De la represión del 68 y del 71, de la guerra sucia de los años 70 y de la violencia institucional continua de las últimas tres décadas, surgieron muchas de las raíces de los actuales movimientos armados. La clandestinidad no es, así --como no la fue entre los magonistas de 1905--, producto de una ``intención aviesa'', sino de la inexistencia de canales abiertos de expresión política, de la pauperización a extremos inaceptables de un gran número de la población rural y urbana. Por eso, de los terrores históricos de una oligarquía renovada, surge la necesidad de militarizar las mismas regiones de ese trágico siglo XIX que hoy nos visita en los fueros resucitados de la Iglesia y el Ejército (y en el miedo institucional a ``la plebe''). Los principales enemigos del orden caduco son hoy, otra vez, los indios insurrectos o a punto de rebelarse, los curas de pueblo que los mal aconsejan, y los amplios sectores políticos que no encuentran lugar en una reforma electoral tutelada.
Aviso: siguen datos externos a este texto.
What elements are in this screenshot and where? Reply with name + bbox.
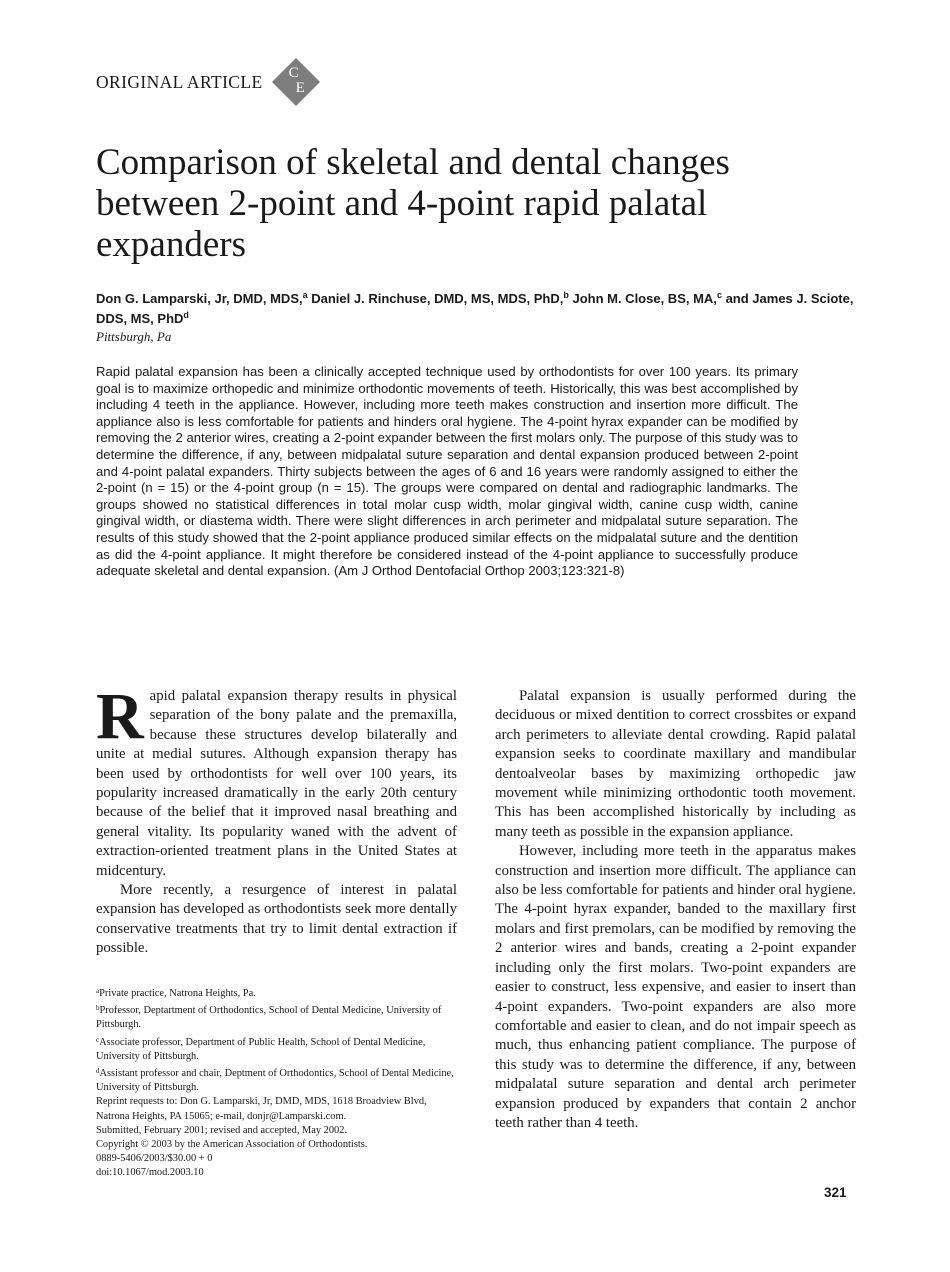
body-paragraph-text: apid palatal expansion therapy results in physical separation of the bony palate and the premaxilla, because these structures develop bilaterally and unite at medial sutures. Although expansion therapy has been used by orthodontists for well over 100 years, its popularity increased dramatically in the early 20th century because of the belief that it improved nasal breathing and general vitality. Its popularity waned with the advent of extraction-oriented treatment plans in the United States at midcentury. — [96, 688, 457, 879]
copyright-notice: Copyright © 2003 by the American Association of Orthodontists. — [96, 1139, 368, 1151]
body-column-left — [96, 680, 457, 959]
drop-cap: R — [96, 680, 144, 753]
ce-logo-icon — [269, 55, 323, 109]
ce-logo-c: C — [288, 65, 299, 81]
article-header — [96, 60, 323, 104]
body-paragraph — [96, 680, 457, 881]
body-paragraph: However, including more teeth in the apparatus makes construction and insertion more difficult. The appliance can also be less comfortable for patients and hinder oral hygiene. The 4-point hyrax expander, banded to the maxillary first molars and first premolars, can be modified by removing the 2 anterior wires and bands, creating a 2-point expander including only the first molars. Two-point expanders are easier to construct, less expensive, and easier to insert than 4-point expanders. Two-point expanders are also more comfortable and easier to clean, and do not impair speech as much, thus enhancing patient compliance. The purpose of this study was to determine the difference, if any, between midpalatal suture separation and dental arch perimeter expansion produced by expanders that contain 2 anchor teeth rather than 4 teeth. — [495, 843, 856, 1131]
issn: 0889-5406/2003/$30.00 + 0 — [96, 1153, 213, 1165]
submission-dates: Submitted, February 2001; revised and accepted, May 2002. — [96, 1124, 348, 1136]
article-type-label: ORIGINAL ARTICLE — [96, 71, 263, 92]
author-name: John M. Close, BS, MA, — [572, 291, 717, 306]
page-number: 321 — [824, 1185, 847, 1200]
footnotes — [96, 987, 457, 1181]
reprint-requests: Reprint requests to: Don G. Lamparski, Jr, DMD, MDS, 1618 Broadview Blvd, Natrona Heights, PA 15065; e-mail, donjr@Lamparski.com. — [96, 1096, 427, 1122]
author-name: Daniel J. Rinchuse, DMD, MS, MDS, PhD, — [311, 291, 564, 306]
footnote-d: $^d$Assistant professor and chair, Deptment of Orthodontics, School of Dental Medicine, University of Pittsburgh. — [96, 1067, 454, 1094]
author-location: Pittsburgh, Pa — [96, 329, 172, 344]
article-title: Comparison of skeletal and dental changes between 2-point and 4-point rapid palatal expanders — [96, 142, 730, 265]
author-affiliation-mark: a — [302, 290, 308, 300]
author-affiliation-mark: c — [716, 290, 722, 300]
footnote-c: $^c$Associate professor, Department of Public Health, School of Dental Medicine, University of Pittsburgh. — [96, 1035, 426, 1062]
author-affiliation-mark: b — [563, 290, 569, 300]
body-paragraph: More recently, a resurgence of interest in palatal expansion has developed as orthodontists seek more dentally conservative treatments that try to limit dental extraction if possible. — [96, 882, 457, 957]
footnote-b: $^b$Professor, Deptartment of Orthodontics, School of Dental Medicine, University of Pittsburgh. — [96, 1004, 442, 1031]
author-list — [96, 289, 866, 329]
author-affiliation-mark: d — [183, 310, 189, 320]
footnote-a: $^a$Private practice, Natrona Heights, Pa. — [96, 987, 256, 999]
author-name: Don G. Lamparski, Jr, DMD, MDS, — [96, 291, 303, 306]
abstract: Rapid palatal expansion has been a clinically accepted technique used by orthodontists for over 100 years. Its primary goal is to maximize orthopedic and minimize orthodontic movements of teeth. Historically, this was best accomplished by including 4 teeth in the appliance. However, including more teeth makes construction and insertion more difficult. The appliance also is less comfortable for patients and hinders oral hygiene. The 4-point hyrax expander can be modified by removing the 2 anterior wires, creating a 2-point expander between the first molars only. The purpose of this study was to determine the difference, if any, between midpalatal suture separation and dental expansion produced between 2-point and 4-point palatal expanders. Thirty subjects between the ages of 6 and 16 years were randomly assigned to either the 2-point (n = 15) or the 4-point group (n = 15). The groups were compared on dental and radiographic landmarks. The groups showed no statistical differences in total molar cusp width, molar gingival width, canine cusp width, canine gingival width, or diastema width. There were slight differences in arch perimeter and midpalatal suture separation. The results of this study showed that the 2-point appliance produced similar effects on the midpalatal suture and the dentition as did the 4-point appliance. It might therefore be considered instead of the 4-point appliance to successfully produce adequate skeletal and dental expansion. (Am J Orthod Dentofacial Orthop 2003;123:321-8) — [96, 364, 798, 579]
body-column-right — [495, 687, 856, 1133]
ce-logo-e: E — [295, 80, 305, 96]
doi: doi:10.1067/mod.2003.10 — [96, 1167, 204, 1179]
author-name: and James J. Sciote, DDS, MS, PhD — [96, 291, 854, 326]
body-paragraph: Palatal expansion is usually performed during the deciduous or mixed dentition to correct crossbites or expand arch perimeters to alleviate dental crowding. Rapid palatal expansion seeks to coordinate maxillary and mandibular dentoalveolar bases by maximizing orthopedic jaw movement while minimizing orthodontic tooth movement. This has been accomplished historically by including as many teeth as possible in the expansion appliance. — [495, 688, 856, 840]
De la conversión del país en una sociedad urbana, de los sindicatos y de la lucha obrera, de la resistencia estudiantil, no parece haber quedado gran cosa después de tres lustros de ``modernización arcaizante'' y de intenso trabajo del mismo gobierno para deslegitimar al Estado y para desgarrar el tejido social. La presente irrupción del siglo pasado es hoy un proceso vigente y se nos presenta como el único futuro posible lleno de violencia e incertidumbre. Mientras, el modelo neoliberal más acabado y ``moderno'', según constataba el Banco Mundial y el FMI, se ha colapsado de tal grotesca manera, haciéndonos regresar a las rebeliones agrarias del XIX y a los fueros que la Constitución del 57 había aparentemente erradicado. Las cárceles del país se llenan de rehenes y presos políticos y sociales, y los nuevos conservadores están ya decididos a imponerle a los ``terroristas'' recientemente sublevados --como si se tratara de los estudiantes del 68 (``criminales'' en la lógica de Díaz Ordaz), de los rebeldes zapatistas (``transgresores de la ley'')--, nuevamente ``todo el peso del Estado'' y los rigores ya conocidos de nuestro autodenominado ``Estado de derecho''... Hoy, como en 1910, estamos en la encrucijada de un nuevo ciclo.